1,000 protest G-8 summit in Japan; police arrest 4
SAPPORO, Japan More than 1,000 the multitude marched in northern Japan in succession Saturday to protest an upcoming top of the top industrialized countries, and police arrested four protesters after a brief scuffle. No injuries were reported.
Demonstrators gathered at a park in central Sapporo to demand that Group of Eight nations take urgent measures to stop global warming, grant indigenous people greater rights, combat world poverty and engagement discrimination.
The G-8 leaders - from the United States, Japan, Russia, France, Britain, Canada, Italy and Germany - begin a three-day top on Monday. The top issues are expected to be global warming and soaring oil and food prices.
Protesters besides criticized globalization, which they blamed for deepening neediness in marginalized regions, fueling the world dependence on petrifaction fuels and accelerating the damaging rise of cosmos temperatures.
“Who gave the Group of Eight the right to dominion the globe?” asked Walden Bello of the activist assign places to Focus on the Global South. “The G-8 is a conspiracy of governments that have led the world to its most severe crisis in the latest 50 years.”
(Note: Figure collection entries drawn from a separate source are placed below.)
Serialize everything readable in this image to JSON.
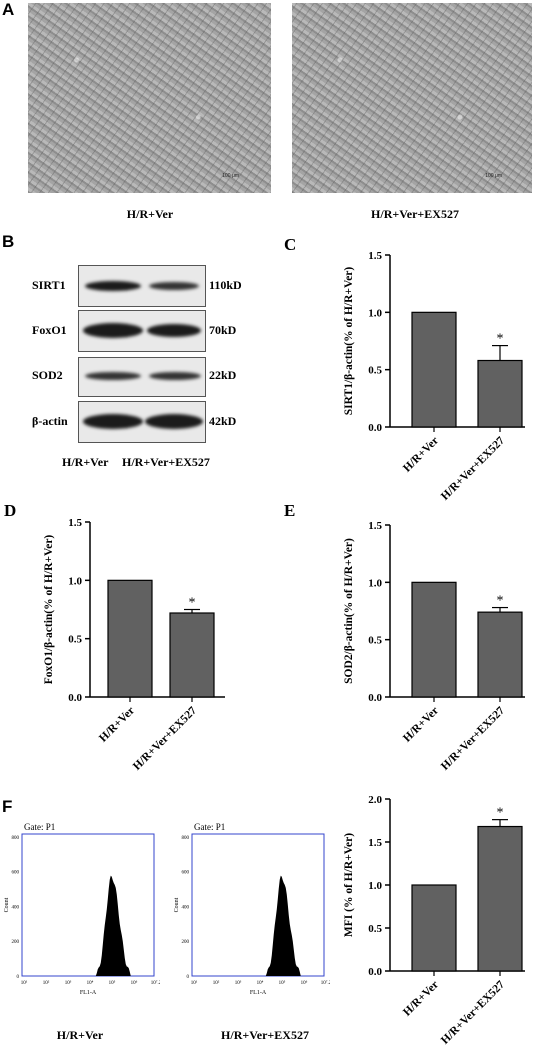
{
  "panels": {
    "A": {
      "letter": "A",
      "captions": [
        "H/R+Ver",
        "H/R+Ver+EX527"
      ],
      "scale_bar": "100 μm"
    },
    "B": {
      "letter": "B",
      "proteins": [
        {
          "name": "SIRT1",
          "kd": "110kD"
        },
        {
          "name": "FoxO1",
          "kd": "70kD"
        },
        {
          "name": "SOD2",
          "kd": "22kD"
        },
        {
          "name": "β-actin",
          "kd": "42kD"
        }
      ],
      "lanes": [
        "H/R+Ver",
        "H/R+Ver+EX527"
      ]
    },
    "F": {
      "letter": "F",
      "captions": [
        "H/R+Ver",
        "H/R+Ver+EX527"
      ],
      "histogram": {
        "gate": "Gate: P1",
        "ylabel": "Count",
        "xlabel": "FL1-A",
        "yticks": [
          "0",
          "200",
          "400",
          "600",
          "800"
        ],
        "xticks": [
          "10¹",
          "10²",
          "10³",
          "10⁴",
          "10⁵",
          "10⁶",
          "10⁷.2"
        ]
      }
    }
  },
  "chart_data": [
    {
      "id": "C",
      "letter": "C",
      "type": "bar",
      "categories": [
        "H/R+Ver",
        "H/R+Ver+EX527"
      ],
      "values": [
        1.0,
        0.58
      ],
      "errors": [
        0,
        0.13
      ],
      "significance": [
        "",
        "*"
      ],
      "ylabel": "SIRT1/β-actin(% of H/R+Ver)",
      "ylim": [
        0,
        1.5
      ],
      "yticks": [
        "0.0",
        "0.5",
        "1.0",
        "1.5"
      ],
      "bar_color": "#616161"
    },
    {
      "id": "D",
      "letter": "D",
      "type": "bar",
      "categories": [
        "H/R+Ver",
        "H/R+Ver+EX527"
      ],
      "values": [
        1.0,
        0.72
      ],
      "errors": [
        0,
        0.03
      ],
      "significance": [
        "",
        "*"
      ],
      "ylabel": "FoxO1/β-actin(% of H/R+Ver)",
      "ylim": [
        0,
        1.5
      ],
      "yticks": [
        "0.0",
        "0.5",
        "1.0",
        "1.5"
      ],
      "bar_color": "#616161"
    },
    {
      "id": "E",
      "letter": "E",
      "type": "bar",
      "categories": [
        "H/R+Ver",
        "H/R+Ver+EX527"
      ],
      "values": [
        1.0,
        0.74
      ],
      "errors": [
        0,
        0.04
      ],
      "significance": [
        "",
        "*"
      ],
      "ylabel": "SOD2/β-actin(% of H/R+Ver)",
      "ylim": [
        0,
        1.5
      ],
      "yticks": [
        "0.0",
        "0.5",
        "1.0",
        "1.5"
      ],
      "bar_color": "#616161"
    },
    {
      "id": "F2",
      "letter": "",
      "type": "bar",
      "categories": [
        "H/R+Ver",
        "H/R+Ver+EX527"
      ],
      "values": [
        1.0,
        1.68
      ],
      "errors": [
        0,
        0.08
      ],
      "significance": [
        "",
        "*"
      ],
      "ylabel": "MFI (% of H/R+Ver)",
      "ylim": [
        0,
        2.0
      ],
      "yticks": [
        "0.0",
        "0.5",
        "1.0",
        "1.5",
        "2.0"
      ],
      "bar_color": "#616161"
    }
  ]
}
The rally then moved to the streets of Sapporo, where thousands of riot police lined the road, squeezing marchers into one lane. Tempers occasionally flared at bottlenecks, but the march was mostly peaceful.
One clash occurred when a protester driving a pickup merchandise fitted with speakers blaring rock music stopped at one point along the route. When police urged him to roll down his window, he refused and instead moved the goods backward in the lower orders.
Police then smashed a barter window with a baton, pulled the driver out and took control of the vehicle. Hokkaido police said four people were arrested in the brief altercation, if it were not that refused to release names or nationalities of those apprehended.
Authorities refused to give an immediate crowd estimate, but the protest appeared to accept between 1,000 and 2,000 participants.